I believe that we can nurture all of our youth to grow into collaborators in our shared work, without expectations of a pipeline to leadership. We see the gift of all of our youth- because involvement in community building is the leadership we need. Let us grow alongside our youth in community.
To assist in this work, the Youth and Emerging Adult Ministries Team is in the midst of building The Stream, an ecosystem for the liberatory youth community. This is long range work, operating off of a five- year vision to begin to shift to a new model.
The first three tributaries of The Stream are community building, worship, and General Assembly. We are developing resources and opportunities for our movement to be in community with our youth across all of these facets, which you’ll learn about over the coming years. It is my hope that we can build a sustainable youth leadership ecosystem that is accessible to youth of varieties of experiences and congregation sizes.

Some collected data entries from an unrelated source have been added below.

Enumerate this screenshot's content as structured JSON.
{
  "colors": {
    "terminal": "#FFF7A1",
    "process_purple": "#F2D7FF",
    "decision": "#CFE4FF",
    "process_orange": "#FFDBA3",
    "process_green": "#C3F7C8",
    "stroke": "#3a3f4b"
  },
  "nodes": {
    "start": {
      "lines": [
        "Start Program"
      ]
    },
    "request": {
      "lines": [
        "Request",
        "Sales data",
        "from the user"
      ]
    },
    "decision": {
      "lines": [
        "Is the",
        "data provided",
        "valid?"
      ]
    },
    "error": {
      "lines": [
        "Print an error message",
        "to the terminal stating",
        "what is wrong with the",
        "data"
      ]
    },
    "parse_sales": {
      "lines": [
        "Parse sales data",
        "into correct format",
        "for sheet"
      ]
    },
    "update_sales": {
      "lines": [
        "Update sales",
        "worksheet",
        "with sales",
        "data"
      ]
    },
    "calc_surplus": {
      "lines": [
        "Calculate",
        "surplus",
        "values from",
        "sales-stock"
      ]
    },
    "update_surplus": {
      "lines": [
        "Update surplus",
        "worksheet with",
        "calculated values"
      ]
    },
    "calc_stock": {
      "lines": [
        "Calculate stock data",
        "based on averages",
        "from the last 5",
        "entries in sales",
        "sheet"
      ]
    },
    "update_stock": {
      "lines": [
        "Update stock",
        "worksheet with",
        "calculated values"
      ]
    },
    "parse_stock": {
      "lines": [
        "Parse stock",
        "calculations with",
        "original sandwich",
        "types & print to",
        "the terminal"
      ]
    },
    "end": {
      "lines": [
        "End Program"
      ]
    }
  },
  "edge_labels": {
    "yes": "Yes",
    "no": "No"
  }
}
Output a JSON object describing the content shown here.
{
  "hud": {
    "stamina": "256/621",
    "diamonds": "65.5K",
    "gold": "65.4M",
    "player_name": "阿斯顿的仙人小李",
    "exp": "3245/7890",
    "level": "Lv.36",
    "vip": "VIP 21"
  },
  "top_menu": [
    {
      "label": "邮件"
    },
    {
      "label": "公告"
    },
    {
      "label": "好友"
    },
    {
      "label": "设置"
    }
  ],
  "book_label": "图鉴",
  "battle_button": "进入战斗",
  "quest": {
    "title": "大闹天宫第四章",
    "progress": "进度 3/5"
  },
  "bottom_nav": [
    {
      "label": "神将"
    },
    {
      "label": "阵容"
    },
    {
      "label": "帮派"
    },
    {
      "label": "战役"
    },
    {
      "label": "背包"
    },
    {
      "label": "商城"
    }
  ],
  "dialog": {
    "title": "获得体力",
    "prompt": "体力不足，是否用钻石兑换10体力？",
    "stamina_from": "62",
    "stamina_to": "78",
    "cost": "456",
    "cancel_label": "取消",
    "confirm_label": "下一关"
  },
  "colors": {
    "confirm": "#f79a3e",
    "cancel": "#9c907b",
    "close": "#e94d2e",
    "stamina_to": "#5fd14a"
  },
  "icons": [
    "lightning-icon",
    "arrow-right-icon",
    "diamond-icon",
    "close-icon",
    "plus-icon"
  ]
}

Our first major resource will be the Deeper Joy Roleplaying Game, coming September 2025, a curriculum focused around storytelling and community building. This is connected to our Deeper Joy project which also focuses on community building. Learn more about the Deeper Joy project.
As you finish reading this blog, I invite you to grab a piece of paper or a journal and consider two questions: What does belonging look like for you? How can you help UU Youth and Emerging Adults cultivate their sense of belonging in our communities?
In the coming weeks, activate your curiosity: Consider simply taking or making time to hear about the interests of young people in your community, without any agenda.